Mitten in Schwabing:Gedanken, die an Kränen baumeln

Wenn rote Sterne am Himmel leuchten, denkt man erst ganz zuletzt an Bagger, Laster, Baugerüste

Von Nicole Graner

Die magische Torschranke ist zu. Kein Lastwagen fährt hinein, kein Bagger hinaus. Das Dröhnen und Wummern des Tages ist vorbei. Es ist still in der riesigen Grube, in der Menschen mit Schutzhelmen sonst Fundamente legen.
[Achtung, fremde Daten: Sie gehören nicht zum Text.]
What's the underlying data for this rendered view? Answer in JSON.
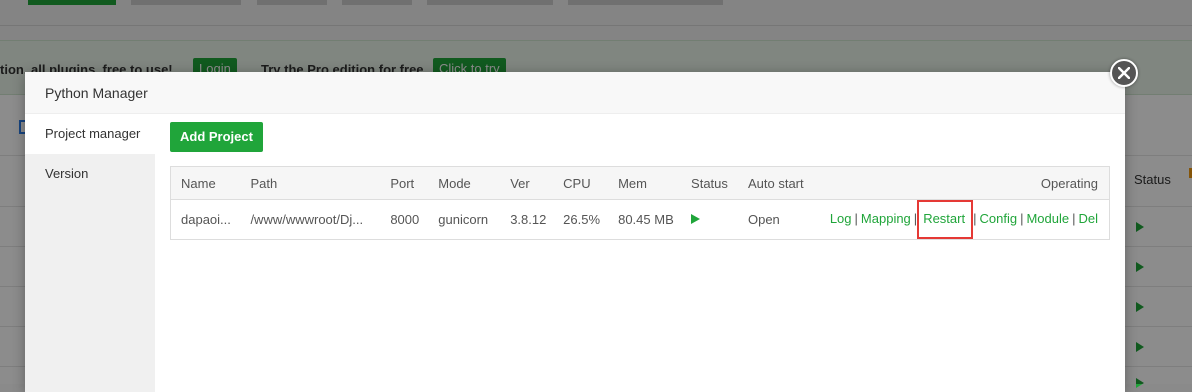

Keiner brüllt von einem stählernen Ausguck Befehle in die Tiefe, aus der bald ein Gebäude emporwachsen soll. Das stete Surren der Kräne ist verstummt, die Nacht legt sich über die Baustelle "Schwabinger Tor" an der Leopoldstraße.
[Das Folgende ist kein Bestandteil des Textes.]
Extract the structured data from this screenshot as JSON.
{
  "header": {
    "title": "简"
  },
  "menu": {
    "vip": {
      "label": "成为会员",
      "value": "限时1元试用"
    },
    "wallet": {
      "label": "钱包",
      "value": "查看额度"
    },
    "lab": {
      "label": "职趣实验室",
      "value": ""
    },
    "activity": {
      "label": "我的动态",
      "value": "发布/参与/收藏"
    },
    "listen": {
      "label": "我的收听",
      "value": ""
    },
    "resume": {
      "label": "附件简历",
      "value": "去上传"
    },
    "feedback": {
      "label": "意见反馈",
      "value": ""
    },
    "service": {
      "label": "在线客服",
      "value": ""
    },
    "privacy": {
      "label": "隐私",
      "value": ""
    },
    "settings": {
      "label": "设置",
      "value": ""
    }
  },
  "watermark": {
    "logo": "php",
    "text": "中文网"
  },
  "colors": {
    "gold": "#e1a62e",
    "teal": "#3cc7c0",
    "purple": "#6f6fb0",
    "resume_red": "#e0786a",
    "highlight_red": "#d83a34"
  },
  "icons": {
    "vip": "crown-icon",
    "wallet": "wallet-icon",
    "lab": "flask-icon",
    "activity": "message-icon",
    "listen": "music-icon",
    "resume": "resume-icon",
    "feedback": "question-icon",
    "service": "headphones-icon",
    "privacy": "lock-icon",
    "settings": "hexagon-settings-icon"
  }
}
Und dann leuchten rote Sterne am Himmel. Wer vom Mittleren Ring kommt und die Leopoldstraße stadteinwärts fährt, sieht sie im Dunklen schweben. Rote Punkte. Irgendwo oben. Wie angeklebt. Dass es die Sicherheitsleuchten der acht Kräne der Baustelle sind, nimmt man erst spät wahr. Drei Leuchten an jedem der ewig langen Kranausleger, die tagsüber über die tiefe Grube schwingen und riesige, fertige Betonwände fliegen lassen, zeichnen ein ungewohntes Himmelsbild. Auf Kran Nummer drei entdeckt man am Ende - dort, wo große Gewichte den Ausleger beschweren und in Balance halten - ein Schild, das sonst nur unten auf den Straßen zu sehen ist: Einbahnstraße. Was der Kranführer damit ausdrücken will, wenn er tagsüber in seinem Häuschen sitzt und aus der Vogelperspektive das Werdende unten betrachtet? Dass es nur einen Weg ans Ziel gibt? Nur einen Weg ganz nach oben, über eine lange Leiter? Welchen Gedanken mag er nachhängen, wenn er nicht hoch konzentriert Bauteile über die Grube hebt und vorsichtig an anderer Stelle absetzt? Es muss ein erhebendes Gefühl sein, von oben alles sehen zu können. Dinge, die keiner wahrnimmt. Dinge, die passieren werden. Vielleicht aber sinniert der Mann auch über den Strom des Lebens nach, wenn er auf die Autodächer blickt, die sich wie kleine, glänzende Käfer im Stau langsam vorwärts bewegen; über die Zeit, die nur langsam verrinnt, wenn man dem Himmel ein Stückchen näher ist, und manchmal vielleicht auch über die Einsamkeit.

Doch jetzt hat sich die Nacht über alles gelegt. Die roten Sterne leuchten.